The circulator is a natural choice for the matching and tuning of low level amplifiers. With the signal source connected to port 1, the amplifier's input or output to port 2, and a signal analyzer to port 3, the amplifier is tuned for maximum return loss by adjusting for minimum signal at port 3. A high return loss is synonymous with a good VSWR since a well matched amplifier will "return", as a reflection, very little of the input signal.
Low level signal sources may also be adjusted for 50 ohm output impedance in a similar way. Simply adjust the frequency of the test signal until it is close to the carrier then tune the source for minimum reflection. Again, the reflected signal appears at the next port. If the source's amplitude is too high for the circulator's op-amps to handle just add an accurate attenuator. The circulator's accuracy is sufficiently high to "see" the return loss of a source through a small pad. Remember, the test signal passes through the pad twice and is attenuated each time so the return loss will seem better than it actually is by twice the attenuator value. In fact, a pad terminated with an open orshort will exhibit a return loss exactly twice the pad's attenuation factor since the return loss of an open or short is zero.

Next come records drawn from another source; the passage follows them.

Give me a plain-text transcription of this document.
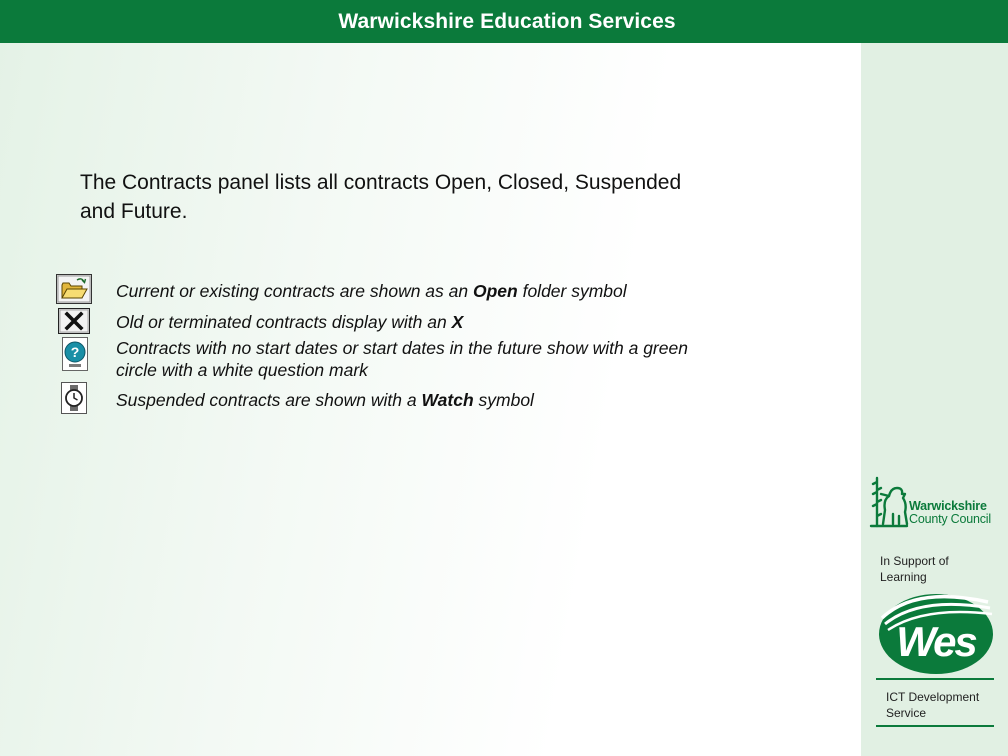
Warwickshire Education Services
The Contracts panel lists all contracts Open, Closed, Suspended
and Future.
?
Current or existing contracts are shown as an Open folder symbol
Old or terminated contracts display with an X
Contracts with no start dates or start dates in the future show with a green
circle with a white question mark
Suspended contracts are shown with a Watch symbol
Warwickshire
County Council
In Support of
Learning
Wes
ICT Development
Service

Antennas may be tuned in a similar manner without using large signals that might cause interference with others. A low power generator is connected to port 1, the antenna to port 2, and some form of power or signal level indicator to port 3. The signal level at port 3 is proportional to the transmission loss and should be minimized by tuning the antenna matching network.
A time domain reflectometer is easily realized by applying a fast square wave or pulse to port 1 and connecting the device or cable under test to port 2. Breaks in the cable or other high impedance anomalies will reflect pulses with the same polarity as the input whereas shorts or lower impedances will reflect inverted pulses. Remember the inversion from one port to the next. A clean test signal is necessary forgood results.
Circulators can be used for many more uses, including decoupling of generator and load of amplifier stages, reducing intermodulation caused by other transmitters, reducing load return loss and vswr, combining two and more transmitters, combining transmitters and receivers on the same antenna, combining amplifier stages in solid state transmitters, operating one-port-amplifiers, duplexing and locking and priming of oscillators. For practical examples about the use of circulators please read the Philips application note.
Can it be made better?
The circulator is quite good as it is, but it could be made even better. A good starting point would be to change the opamps with faster, lower noise, higher power ones. This will probably require a more powerful PSU to be made.